As conclusões desta investigação, além de contribuírem para se perceber melhor os factores que podem influenciar os fluxos turísticos, chamam a atenção para dois aspectos muito importantes, segundo Cláudia Seabra: “Primeiro, mostram que será muito importante e muito interessante que Portugal baseie a sua promoção turística na questão da segurança, mas de forma subtil e não directa, porque a questão da segurança é muito complexa e mesmo perversa. A qualquer momento, pode acontecer algo que contrarie este estado de coisas, porque o terrorismo é completamente aleatório”.
Quando se fala de segurança, “não é só ao nível do terrorismo, mas também outros factores de risco, como violência, criminalidade, doenças, catástrofes naturais, instabilidade política, etc. Enquanto os outros factores de risco são mais ou menos previsíveis, o terrorismo é completamente aleatório e imprevisível. E os últimos atentados têm-nos mostrado isso”, realça.
Em segundo lugar, prossegue Cláudia Seabra, este estudo prova que, “em termos de promoção, o nosso país poderia e deveria apostar noutros mercados. Nós estamos muito dependentes de mercados europeus, como Reino Unido ou Alemanha, e este estudo prova que há outros mercados muito interessados em Portugal, nomeadamente o mercado africano.

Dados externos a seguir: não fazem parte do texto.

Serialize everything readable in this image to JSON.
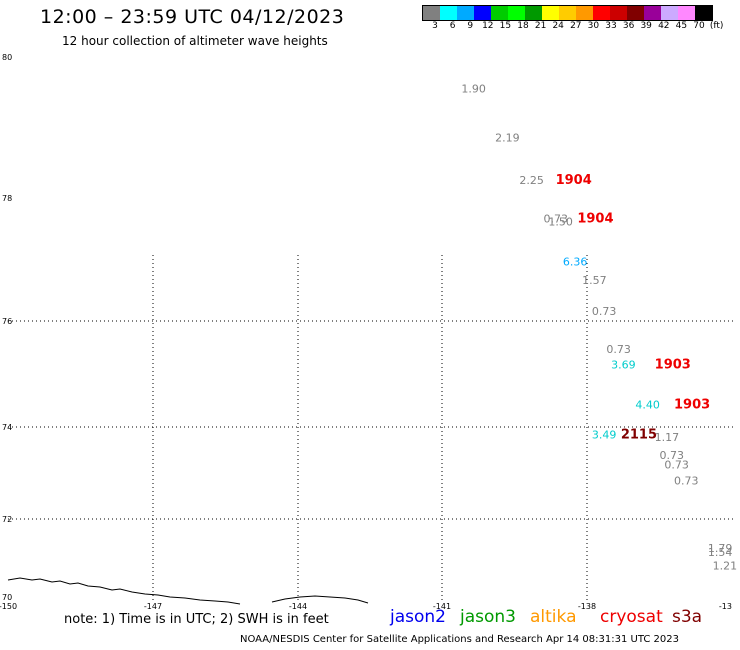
{
  "header": {
    "title": "12:00 – 23:59 UTC 04/12/2023",
    "subtitle": "12 hour collection of altimeter wave heights"
  },
  "scale": {
    "colors": [
      "#808080",
      "#00ffff",
      "#00aaff",
      "#0000ff",
      "#00cc00",
      "#00ff00",
      "#009900",
      "#ffff00",
      "#ffcc00",
      "#ff9900",
      "#ff0000",
      "#cc0000",
      "#800000",
      "#990099",
      "#ccaaff",
      "#ff88ff",
      "#000000"
    ],
    "labels": [
      "3",
      "6",
      "9",
      "12",
      "15",
      "18",
      "21",
      "24",
      "27",
      "30",
      "33",
      "36",
      "39",
      "42",
      "45",
      "70",
      "(ft)"
    ]
  },
  "axes": {
    "lat_labels": [
      "80",
      "78",
      "76",
      "74",
      "72",
      "70"
    ],
    "lon_labels": [
      "-150",
      "-147",
      "-144",
      "-141",
      "-138",
      "-13"
    ]
  },
  "observations": [
    {
      "text": "1.90",
      "color": "#808080",
      "lon": -140.6,
      "lat": 79.5
    },
    {
      "text": "2.19",
      "color": "#808080",
      "lon": -139.9,
      "lat": 78.8
    },
    {
      "text": "2.25",
      "color": "#808080",
      "lon": -139.4,
      "lat": 78.2
    },
    {
      "text": "0.73",
      "color": "#808080",
      "lon": -138.9,
      "lat": 77.6
    },
    {
      "text": "1.50",
      "color": "#808080",
      "lon": -138.8,
      "lat": 77.55
    },
    {
      "text": "6.36",
      "color": "#00aaff",
      "lon": -138.5,
      "lat": 76.9
    },
    {
      "text": "1.57",
      "color": "#808080",
      "lon": -138.1,
      "lat": 76.6
    },
    {
      "text": "0.73",
      "color": "#808080",
      "lon": -137.9,
      "lat": 76.1
    },
    {
      "text": "0.73",
      "color": "#808080",
      "lon": -137.6,
      "lat": 75.4
    },
    {
      "text": "3.69",
      "color": "#00cccc",
      "lon": -137.5,
      "lat": 75.1
    },
    {
      "text": "4.40",
      "color": "#00cccc",
      "lon": -137.0,
      "lat": 74.35
    },
    {
      "text": "3.49",
      "color": "#00cccc",
      "lon": -137.9,
      "lat": 73.75
    },
    {
      "text": "1.17",
      "color": "#808080",
      "lon": -136.6,
      "lat": 73.7
    },
    {
      "text": "0.73",
      "color": "#808080",
      "lon": -136.5,
      "lat": 73.3
    },
    {
      "text": "0.73",
      "color": "#808080",
      "lon": -136.4,
      "lat": 73.1
    },
    {
      "text": "0.73",
      "color": "#808080",
      "lon": -136.2,
      "lat": 72.75
    },
    {
      "text": "1.79",
      "color": "#808080",
      "lon": -135.5,
      "lat": 71.15
    },
    {
      "text": "1.54",
      "color": "#808080",
      "lon": -135.5,
      "lat": 71.05
    },
    {
      "text": "1.21",
      "color": "#808080",
      "lon": -135.4,
      "lat": 70.7
    }
  ],
  "pass_times": [
    {
      "text": "1904",
      "color": "#ee0000",
      "lon": -138.65,
      "lat": 78.2
    },
    {
      "text": "1904",
      "color": "#ee0000",
      "lon": -138.2,
      "lat": 77.6
    },
    {
      "text": "1903",
      "color": "#ee0000",
      "lon": -136.6,
      "lat": 75.1
    },
    {
      "text": "1903",
      "color": "#ee0000",
      "lon": -136.2,
      "lat": 74.35
    },
    {
      "text": "2115",
      "color": "#800000",
      "lon": -137.3,
      "lat": 73.75
    }
  ],
  "note": "note: 1) Time is in UTC; 2) SWH is in feet",
  "satellites": [
    {
      "name": "jason2",
      "color": "#0000ee"
    },
    {
      "name": "jason3",
      "color": "#009900"
    },
    {
      "name": "altika",
      "color": "#ff9900"
    },
    {
      "name": "cryosat",
      "color": "#ee0000"
    },
    {
      "name": "s3a",
      "color": "#800000"
    }
  ],
  "footer": "NOAA/NESDIS Center for Satellite Applications and Research    Apr 14 08:31:31 UTC 2023"
}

Embora não sendo o mercado com o maior número em termos de chegadas, é um mercado muito importante em termos de receitas porque os turistas que vêm gastam muito dinheiro”.
Outros mercados importantes para Portugal explorar são, na opinião da investigadora, “o asiático e o americano. Tem-se notado um aumento nas chegadas ao nosso país, e sendo mercados que estão mais longínquos de Portugal, têm estadas muito mais longas e por isso também geram receitas mais elevadas”, acrescenta.
“Se não diversificarmos os mercados”, adverte, “corremos o risco de nos tornarmos num destino massificado e pouco prestigiado. Ou seja, já não se trata de aumentar o número turistas, mas sim de estabilizar o número de chegadas e aumentar as receitas. Este é o esforço que o nosso país tem de fazer”.